Dava eser sözleşmesinden kaynaklanan itirazın iptali istemine ilişkin olup mahkemece davanın kısmen kabulüne dair verilen karara karşı taraf vekillerince istinaf kanun yoluna başvurulmuştur.
İnceleme, 6100 sayılı Hukuk Muhakemeleri Kanunu’nun (HMK)355. maddesi hükmü uyarınca istinaf dilekçesinde belirtilen sebeplerle sınırlı olarak ve kamu düzenine aykırı hususların olup olmadığı gözetilerek yapılmıştır.
Taraflar arasındaki uyuşmazlık … Büyükşehir Belediyesi….kapsamında bulunan … ….. yapılacak olan bitkisel örtünün temin, dikimi ve bakımı işinin yapımını konu alan eser sözleşmesinden kaynaklanmış olup, mahkemece, dosya kapsamındaki bilgi, belge ve toplanan deliller değerlendirilerek yasal düzenlemelere uygun ve isabetli karar verilmiş olduğu, ileri sürülen istinaf sebepleri dikkate alındığında mahkemenin vakıa ve hukuki değerlendirmesinde usul ve esas yönünden yasaya aykırılık bulunmadığı ve özellikle davacı tarafça dava dilekçesinde bildirmiş olduğu deliller, yargılama aşamasında vermiş olduğu beyan dilekçeleri ve ekinde olduğu bildirilen belgeler arasında takip öncesi davalıyı temerrüde düşürdüğüne ilişkin herhangi bir delilin sunulmamış bulunmasına, bu kapsamda istinaf aşamasında sunulan delilin dikkate alınmasının mümkün olmamasına göre mahkemece işlemiş faiz talebinin reddine ilişkin kararın dosya kapsamına uygun bulunmasına ve delil avansı yönünden mahkemenin 15.06.2015 tarihli ara kararında da belirtildiği üzere söz konusu avansın yatırılması hususunda kesin mehil içeren mahkemenin 16/03/2015 tarihli ara kararının usulüne uygun ihtaratı içermediğinden delil avansının ödenmesi hususunda yeniden kurulan ara kararında usul ve yasaya aykırılığın bulunmadığı anlaşılmakla taraf vekillerinin istinaf başvurularının HMK’nın 353/1-b.1 maddesi gereğince esastan reddine karar verilmesi gerekmiştir.

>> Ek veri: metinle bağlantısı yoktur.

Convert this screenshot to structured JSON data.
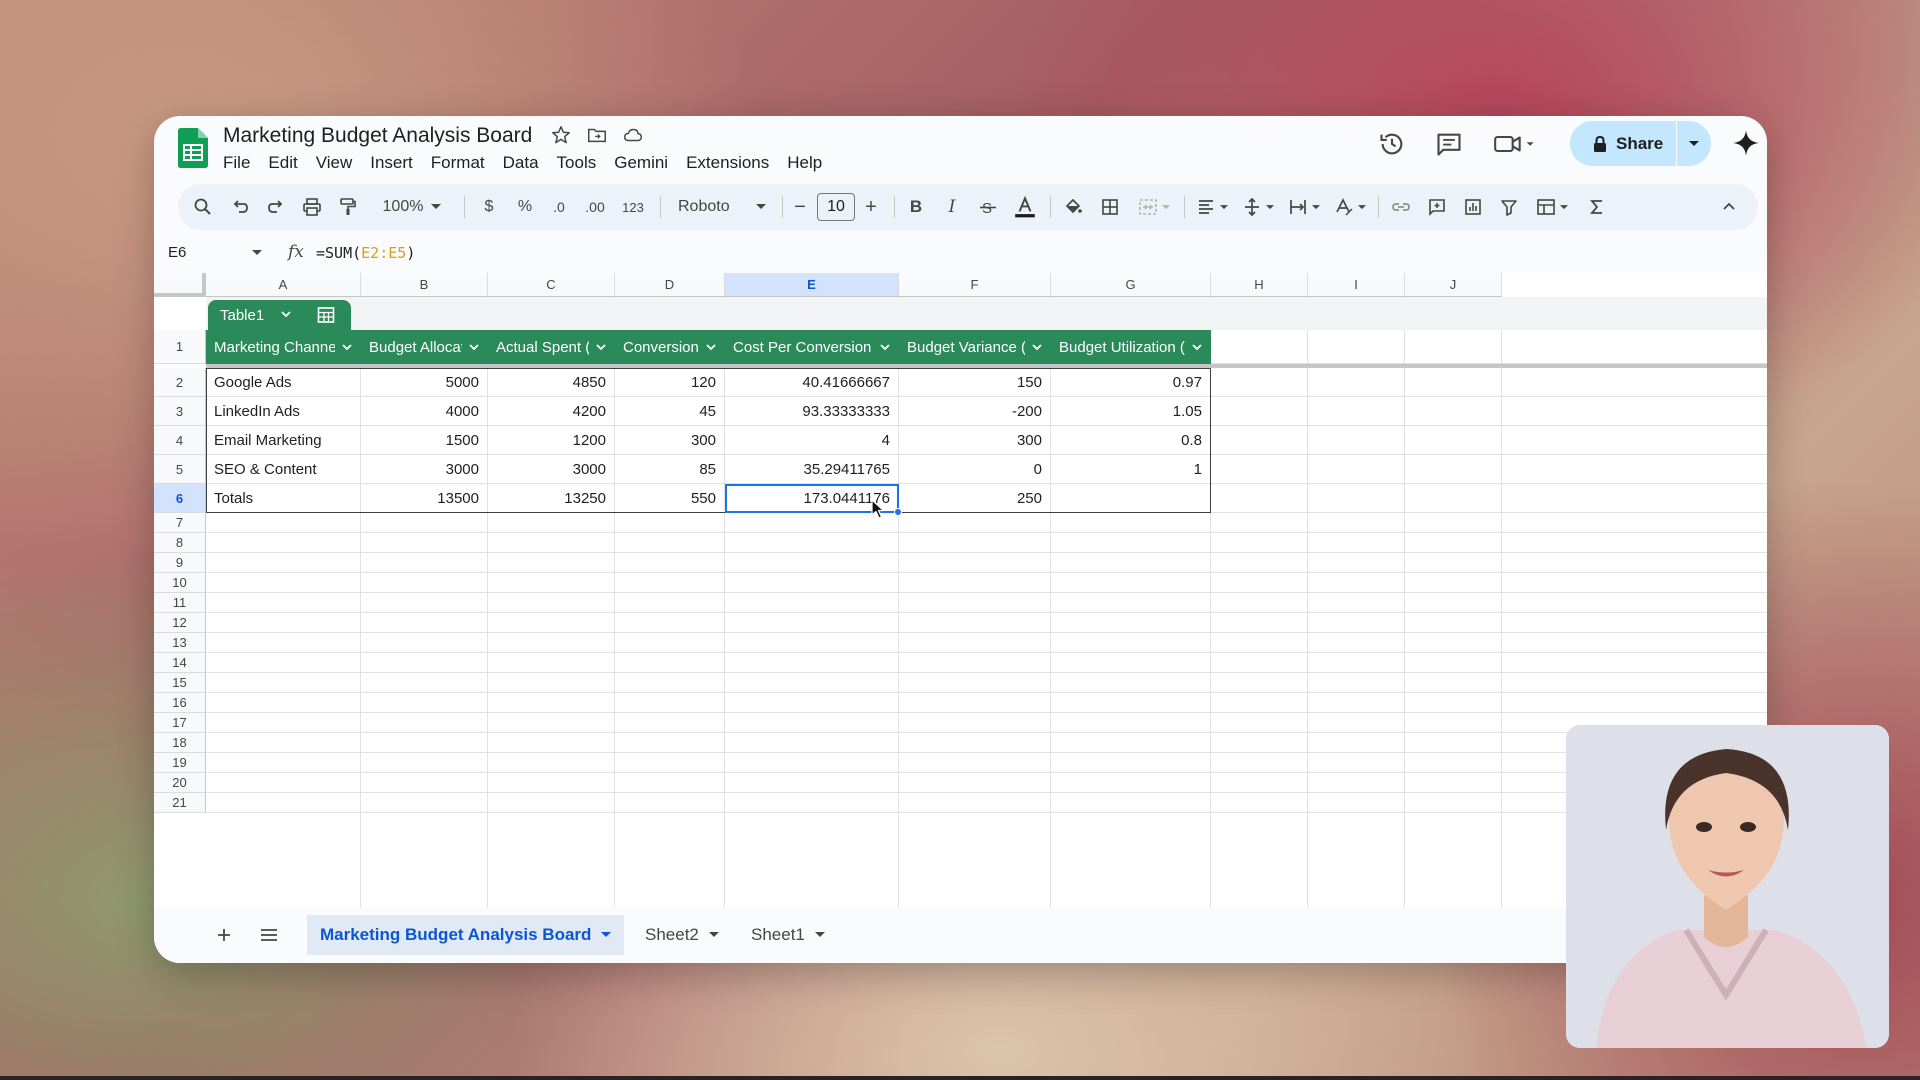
{
  "app": {
    "doc_title": "Marketing Budget Analysis Board",
    "menu": [
      "File",
      "Edit",
      "View",
      "Insert",
      "Format",
      "Data",
      "Tools",
      "Gemini",
      "Extensions",
      "Help"
    ],
    "share_label": "Share"
  },
  "toolbar": {
    "zoom": "100%",
    "currency": "$",
    "percent": "%",
    "dec_decrease": ".0",
    "dec_increase": ".00",
    "number_format": "123",
    "font": "Roboto",
    "font_size": "10",
    "bold": "B",
    "italic": "I"
  },
  "formula_bar": {
    "cell_ref": "E6",
    "fx": "fx",
    "formula_prefix": "=SUM(",
    "formula_range": "E2:E5",
    "formula_suffix": ")"
  },
  "grid": {
    "columns": [
      "A",
      "B",
      "C",
      "D",
      "E",
      "F",
      "G",
      "H",
      "I",
      "J"
    ],
    "selected_column": "E",
    "rows": [
      "1",
      "2",
      "3",
      "4",
      "5",
      "6",
      "7",
      "8",
      "9",
      "10",
      "11",
      "12",
      "13",
      "14",
      "15",
      "16",
      "17",
      "18",
      "19",
      "20",
      "21"
    ],
    "selected_row": "6"
  },
  "table": {
    "name": "Table1",
    "headers": [
      "Marketing Channel",
      "Budget Allocated",
      "Actual Spent ($)",
      "Conversions",
      "Cost Per Conversion ($)",
      "Budget Variance ($)",
      "Budget Utilization (%)"
    ],
    "rows": [
      [
        "Google Ads",
        "5000",
        "4850",
        "120",
        "40.41666667",
        "150",
        "0.97"
      ],
      [
        "LinkedIn Ads",
        "4000",
        "4200",
        "45",
        "93.33333333",
        "-200",
        "1.05"
      ],
      [
        "Email Marketing",
        "1500",
        "1200",
        "300",
        "4",
        "300",
        "0.8"
      ],
      [
        "SEO & Content",
        "3000",
        "3000",
        "85",
        "35.29411765",
        "0",
        "1"
      ],
      [
        "Totals",
        "13500",
        "13250",
        "550",
        "173.0441176",
        "250",
        ""
      ]
    ]
  },
  "sheets": {
    "tabs": [
      "Marketing Budget Analysis Board",
      "Sheet2",
      "Sheet1"
    ],
    "active": "Marketing Budget Analysis Board"
  },
  "colors": {
    "table_header": "#2b8a5a",
    "selection": "#1a73e8",
    "share_bg": "#c2e7ff",
    "toolbar_bg": "#edf2fa"
  }
}
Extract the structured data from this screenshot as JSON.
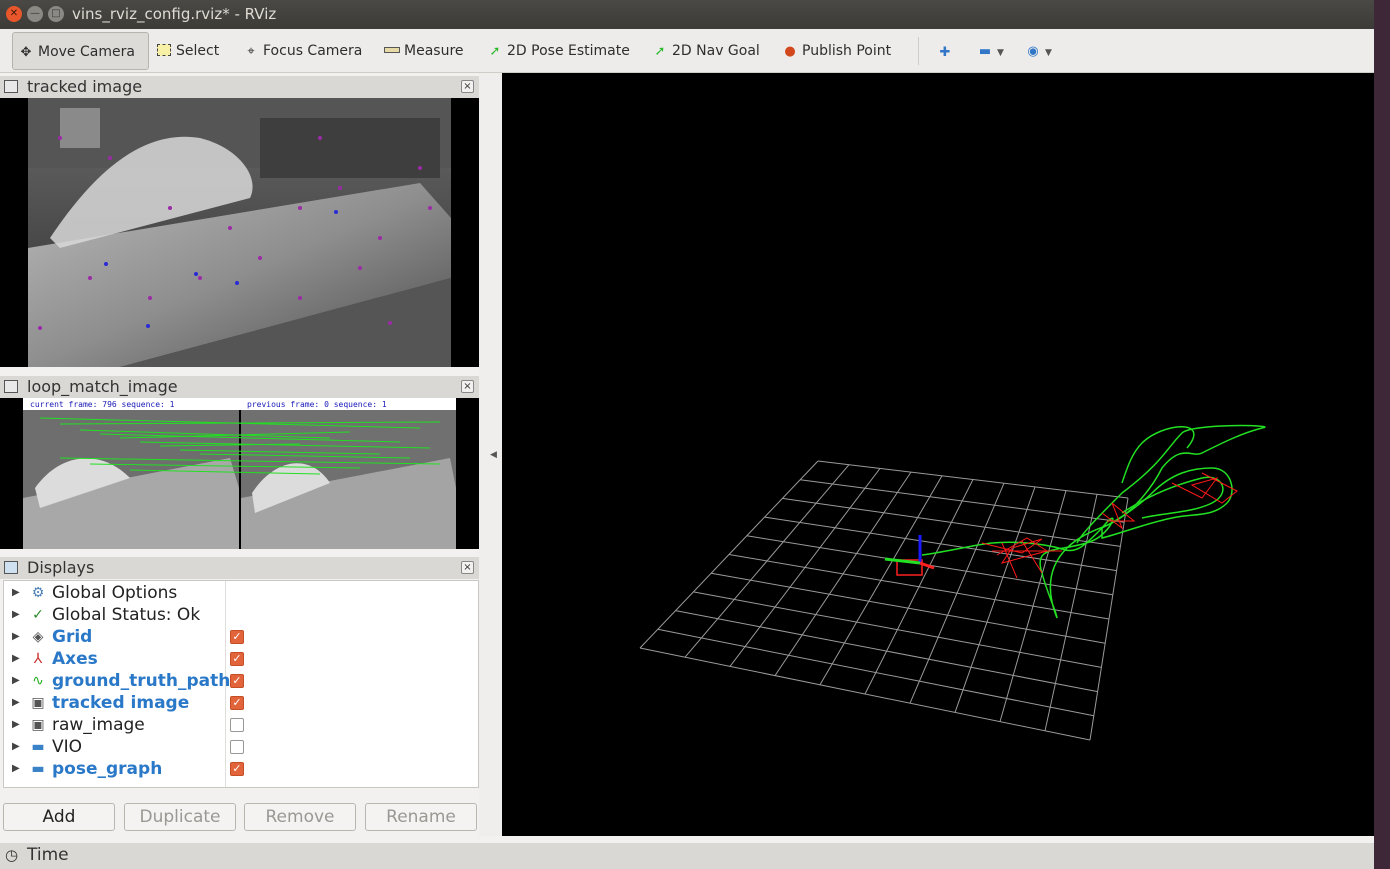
{
  "window": {
    "title": "vins_rviz_config.rviz* - RViz",
    "close": "✕",
    "minimize": "—",
    "maximize": "□"
  },
  "toolbar": {
    "move_camera": "Move Camera",
    "select": "Select",
    "focus_camera": "Focus Camera",
    "measure": "Measure",
    "pose_estimate": "2D Pose Estimate",
    "nav_goal": "2D Nav Goal",
    "publish_point": "Publish Point",
    "icons": [
      "move-camera-icon",
      "select-icon",
      "focus-camera-icon",
      "measure-icon",
      "pose-estimate-icon",
      "nav-goal-icon",
      "publish-point-icon",
      "add-tool-icon",
      "remove-tool-icon",
      "view-icon"
    ]
  },
  "panels": {
    "tracked": {
      "title": "tracked image",
      "close": "×"
    },
    "loop": {
      "title": "loop_match_image",
      "close": "×",
      "left_caption": "current frame: 796  sequence: 1",
      "right_caption": "previous frame: 0  sequence: 1"
    },
    "displays": {
      "title": "Displays",
      "close": "×"
    }
  },
  "displays": {
    "items": [
      {
        "label": "Global Options",
        "icon": "gear-icon",
        "blue": false,
        "checked": null
      },
      {
        "label": "Global Status: Ok",
        "icon": "check-icon",
        "blue": false,
        "checked": null
      },
      {
        "label": "Grid",
        "icon": "grid-icon",
        "blue": true,
        "checked": true
      },
      {
        "label": "Axes",
        "icon": "axes-icon",
        "blue": true,
        "checked": true
      },
      {
        "label": "ground_truth_path",
        "icon": "path-icon",
        "blue": true,
        "checked": true
      },
      {
        "label": "tracked image",
        "icon": "image-icon",
        "blue": true,
        "checked": true
      },
      {
        "label": "raw_image",
        "icon": "image-icon",
        "blue": false,
        "checked": false
      },
      {
        "label": "VIO",
        "icon": "folder-icon",
        "blue": false,
        "checked": false
      },
      {
        "label": "pose_graph",
        "icon": "folder-icon",
        "blue": true,
        "checked": true
      }
    ]
  },
  "buttons": {
    "add": "Add",
    "duplicate": "Duplicate",
    "remove": "Remove",
    "rename": "Rename"
  },
  "status": {
    "time": "Time"
  },
  "colors": {
    "accent_check": "#e2643a",
    "path_green": "#2ede2e",
    "loop_red": "#ff0000",
    "link_blue": "#2a78c8"
  }
}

HÜKÜM: Yukarıda açıklanan nedenlerle;
1-Taraf vekillerinin istinaf başvurularının HMK’nın 353/1-b.1 maddesi gereğince esastan reddine,
2-Harçlar Kanunu gereğince davacıdan alınması gereken 59,30 TL istinaf karar harcından peşin alınan 44,40 TL harcın mahsubu ile bakiye 14,90 TL harcın davacıdan alınarak Hazineye irat kaydına,
3-Davalıdan alınması gereken 5.141,60 TL istinaf karar harcından peşin yatırılan (44,40TL+1.241,00TL) =1.285,40 TL harcın mahsubu ile bakiye 3.856,20 TL harcın davalıdan alınarak Hazine’ye irat kaydına,
4-İstinaf başvurusunda bulunan davacı ile davalı tarafından yapılan istinaf yargılama giderleri ile ödedikleri başvurma harçlarının kendileri üzerinde bırakılmasına,
Dosya üzerinde yapılan inceleme sonucunda HMK’nın 361. maddesi gereğince kararın taraflara tebliği tarihinden itibaren 2 hafta içinde Yargıtay’da TEMYİZ yolu açık olmak üzere 28.10.2021 tarihinde oybirliği ile karar verildi.